The screenplay was written by Mr. Kaufman and Rose Kaufman. They introduce a few extra characters. They also introduce situations that help to suggest what the climate is like past a 10-block radius. This is the radius of the intersection of the Grand Concourse and Fordham Road. The most prominent of these is a friendly love interest. This is shown by a girl who is shown carrying her guitar. She is also having a copy of "Lady Chatterley's Lover." The year is 1963. There is also an amazing reference to the assassination of John F. Kennedy. This is accompanied with a rock song played over footage of the killing. There are also some uneasy attempts to show that race relations in the neighborhood are incredibly strained and friendly at the same time.

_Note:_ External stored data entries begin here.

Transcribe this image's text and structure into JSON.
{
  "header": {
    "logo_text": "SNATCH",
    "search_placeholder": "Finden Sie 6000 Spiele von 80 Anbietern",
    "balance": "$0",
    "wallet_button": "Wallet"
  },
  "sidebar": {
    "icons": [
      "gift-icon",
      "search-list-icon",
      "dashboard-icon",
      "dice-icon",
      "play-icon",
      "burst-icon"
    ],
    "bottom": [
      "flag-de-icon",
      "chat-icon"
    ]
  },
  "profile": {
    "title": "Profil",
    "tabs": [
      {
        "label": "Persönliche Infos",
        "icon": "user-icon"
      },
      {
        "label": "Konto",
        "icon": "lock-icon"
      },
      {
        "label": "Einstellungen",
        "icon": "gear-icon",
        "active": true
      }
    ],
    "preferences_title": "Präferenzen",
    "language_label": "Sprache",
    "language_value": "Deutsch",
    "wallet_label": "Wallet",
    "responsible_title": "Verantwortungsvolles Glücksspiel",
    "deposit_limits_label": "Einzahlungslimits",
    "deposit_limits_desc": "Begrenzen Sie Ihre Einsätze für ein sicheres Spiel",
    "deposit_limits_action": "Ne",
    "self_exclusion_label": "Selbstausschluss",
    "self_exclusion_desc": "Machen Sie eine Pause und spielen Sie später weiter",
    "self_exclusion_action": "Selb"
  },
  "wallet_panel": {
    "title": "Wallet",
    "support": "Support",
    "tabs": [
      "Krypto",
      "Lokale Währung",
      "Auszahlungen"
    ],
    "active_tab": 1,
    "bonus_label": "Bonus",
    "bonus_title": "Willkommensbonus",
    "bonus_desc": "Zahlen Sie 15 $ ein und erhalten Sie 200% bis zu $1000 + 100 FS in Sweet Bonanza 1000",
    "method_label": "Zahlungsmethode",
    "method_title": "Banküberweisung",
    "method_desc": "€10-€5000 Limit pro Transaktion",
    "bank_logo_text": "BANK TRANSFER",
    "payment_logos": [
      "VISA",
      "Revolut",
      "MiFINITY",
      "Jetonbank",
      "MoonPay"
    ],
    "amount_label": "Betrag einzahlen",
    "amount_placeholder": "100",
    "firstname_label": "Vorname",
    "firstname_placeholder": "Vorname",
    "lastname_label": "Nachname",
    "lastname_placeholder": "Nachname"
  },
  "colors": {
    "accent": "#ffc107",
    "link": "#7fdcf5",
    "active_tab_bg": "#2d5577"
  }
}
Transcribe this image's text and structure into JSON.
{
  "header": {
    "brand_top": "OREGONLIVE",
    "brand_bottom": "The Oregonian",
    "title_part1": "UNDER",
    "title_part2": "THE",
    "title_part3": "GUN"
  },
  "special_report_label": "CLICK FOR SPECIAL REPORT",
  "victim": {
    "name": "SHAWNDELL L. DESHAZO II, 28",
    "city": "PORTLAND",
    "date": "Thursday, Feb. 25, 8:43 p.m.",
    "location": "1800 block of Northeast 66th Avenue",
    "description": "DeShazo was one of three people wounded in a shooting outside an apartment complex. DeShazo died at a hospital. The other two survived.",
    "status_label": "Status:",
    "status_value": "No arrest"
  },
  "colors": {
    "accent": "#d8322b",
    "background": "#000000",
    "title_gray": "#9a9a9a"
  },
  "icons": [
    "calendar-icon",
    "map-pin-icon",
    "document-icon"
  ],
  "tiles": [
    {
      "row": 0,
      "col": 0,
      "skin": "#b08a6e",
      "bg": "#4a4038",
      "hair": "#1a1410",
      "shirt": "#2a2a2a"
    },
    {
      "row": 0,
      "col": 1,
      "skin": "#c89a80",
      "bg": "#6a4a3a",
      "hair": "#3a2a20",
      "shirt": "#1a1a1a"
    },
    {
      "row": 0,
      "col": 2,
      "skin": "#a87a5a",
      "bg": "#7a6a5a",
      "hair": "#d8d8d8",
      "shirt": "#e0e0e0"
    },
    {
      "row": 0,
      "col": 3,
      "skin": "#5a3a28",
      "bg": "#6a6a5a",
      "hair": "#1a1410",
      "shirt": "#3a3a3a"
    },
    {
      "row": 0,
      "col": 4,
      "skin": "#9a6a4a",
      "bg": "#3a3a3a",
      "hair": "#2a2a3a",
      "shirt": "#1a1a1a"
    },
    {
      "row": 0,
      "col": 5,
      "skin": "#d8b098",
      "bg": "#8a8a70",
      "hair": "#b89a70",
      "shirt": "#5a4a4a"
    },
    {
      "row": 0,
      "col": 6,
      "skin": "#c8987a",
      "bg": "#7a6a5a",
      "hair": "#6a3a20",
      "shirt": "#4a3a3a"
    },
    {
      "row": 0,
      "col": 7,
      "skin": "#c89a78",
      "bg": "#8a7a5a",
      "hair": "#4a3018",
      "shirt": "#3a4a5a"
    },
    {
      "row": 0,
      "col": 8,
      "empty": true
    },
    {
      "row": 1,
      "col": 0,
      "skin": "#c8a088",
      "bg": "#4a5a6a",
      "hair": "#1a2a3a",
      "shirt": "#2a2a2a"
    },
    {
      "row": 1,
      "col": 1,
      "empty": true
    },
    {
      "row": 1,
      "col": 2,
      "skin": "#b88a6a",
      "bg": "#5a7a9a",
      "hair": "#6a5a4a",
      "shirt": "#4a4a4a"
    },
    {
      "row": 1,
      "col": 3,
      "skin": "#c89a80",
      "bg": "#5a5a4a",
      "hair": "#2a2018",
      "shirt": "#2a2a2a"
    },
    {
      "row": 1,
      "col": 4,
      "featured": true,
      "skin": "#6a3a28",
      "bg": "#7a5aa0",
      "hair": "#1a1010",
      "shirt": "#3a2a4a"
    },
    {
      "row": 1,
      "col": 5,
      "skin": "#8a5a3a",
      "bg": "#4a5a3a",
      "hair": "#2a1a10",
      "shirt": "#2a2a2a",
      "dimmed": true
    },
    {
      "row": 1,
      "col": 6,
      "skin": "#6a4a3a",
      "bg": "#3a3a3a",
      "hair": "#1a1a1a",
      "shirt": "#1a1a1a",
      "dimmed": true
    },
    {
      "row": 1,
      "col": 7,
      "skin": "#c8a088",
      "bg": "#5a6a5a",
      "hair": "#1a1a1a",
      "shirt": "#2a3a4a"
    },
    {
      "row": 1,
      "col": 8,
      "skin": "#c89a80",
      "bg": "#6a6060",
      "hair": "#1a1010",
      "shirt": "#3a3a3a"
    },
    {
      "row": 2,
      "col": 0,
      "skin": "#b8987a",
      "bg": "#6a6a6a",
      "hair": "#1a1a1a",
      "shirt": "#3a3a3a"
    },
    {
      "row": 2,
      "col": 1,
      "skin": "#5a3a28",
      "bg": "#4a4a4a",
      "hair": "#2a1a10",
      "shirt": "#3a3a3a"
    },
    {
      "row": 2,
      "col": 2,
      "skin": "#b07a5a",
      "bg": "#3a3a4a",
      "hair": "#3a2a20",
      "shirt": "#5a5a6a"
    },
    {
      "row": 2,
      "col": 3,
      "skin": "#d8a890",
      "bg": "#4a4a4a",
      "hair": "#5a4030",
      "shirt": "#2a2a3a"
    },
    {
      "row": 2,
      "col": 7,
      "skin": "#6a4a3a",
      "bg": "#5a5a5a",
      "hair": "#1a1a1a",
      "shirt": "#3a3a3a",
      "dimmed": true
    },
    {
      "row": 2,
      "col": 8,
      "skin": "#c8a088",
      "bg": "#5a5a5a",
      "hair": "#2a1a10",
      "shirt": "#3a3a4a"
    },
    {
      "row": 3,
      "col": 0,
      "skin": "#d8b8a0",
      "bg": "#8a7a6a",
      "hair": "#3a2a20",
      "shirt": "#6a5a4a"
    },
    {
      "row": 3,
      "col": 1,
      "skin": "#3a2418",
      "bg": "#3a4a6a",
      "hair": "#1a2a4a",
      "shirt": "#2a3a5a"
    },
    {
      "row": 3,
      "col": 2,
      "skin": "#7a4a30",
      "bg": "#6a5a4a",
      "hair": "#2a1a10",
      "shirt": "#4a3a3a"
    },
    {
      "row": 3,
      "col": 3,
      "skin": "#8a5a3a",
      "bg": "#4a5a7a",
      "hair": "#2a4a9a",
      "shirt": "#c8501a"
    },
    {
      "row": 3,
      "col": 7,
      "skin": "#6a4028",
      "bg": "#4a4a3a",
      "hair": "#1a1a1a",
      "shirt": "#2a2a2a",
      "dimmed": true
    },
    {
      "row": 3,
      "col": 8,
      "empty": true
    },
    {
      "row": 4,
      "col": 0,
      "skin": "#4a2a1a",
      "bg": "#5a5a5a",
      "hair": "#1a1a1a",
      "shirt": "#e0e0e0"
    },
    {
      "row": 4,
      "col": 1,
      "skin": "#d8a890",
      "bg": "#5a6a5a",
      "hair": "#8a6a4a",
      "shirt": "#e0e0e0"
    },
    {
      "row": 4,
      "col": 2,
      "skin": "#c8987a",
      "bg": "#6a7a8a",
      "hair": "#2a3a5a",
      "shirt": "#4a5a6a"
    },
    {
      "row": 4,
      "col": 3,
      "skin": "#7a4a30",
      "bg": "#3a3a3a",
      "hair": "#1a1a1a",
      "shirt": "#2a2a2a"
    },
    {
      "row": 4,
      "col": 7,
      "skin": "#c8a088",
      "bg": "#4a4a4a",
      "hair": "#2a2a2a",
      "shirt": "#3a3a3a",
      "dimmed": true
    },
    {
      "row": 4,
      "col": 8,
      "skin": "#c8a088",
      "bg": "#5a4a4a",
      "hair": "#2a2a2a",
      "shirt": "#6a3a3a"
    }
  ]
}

The four Wanderers in the movie are the easygoing leader Richie (Ken Wahl), the group pipsqueak Joey (John Friedrich), the kindly giant Perry (Tony Ganios) and rakish Buddy (Jim Youngs, younger brother of John Savage). These wanderers are seen at parties, in school and at a mad meaningless football game. Here they are together with their families and with their girlfriends. In one of the best episodes in the film, Richie and Joey get in a game of strip poker. They do this with the nice girl they hardly know (Karen Allen). They also do this with Despite (Toni Kalem), who plays the role of the troublesome girlfriend that Richie ends marrying. He does this even though he is already tired of her at 17.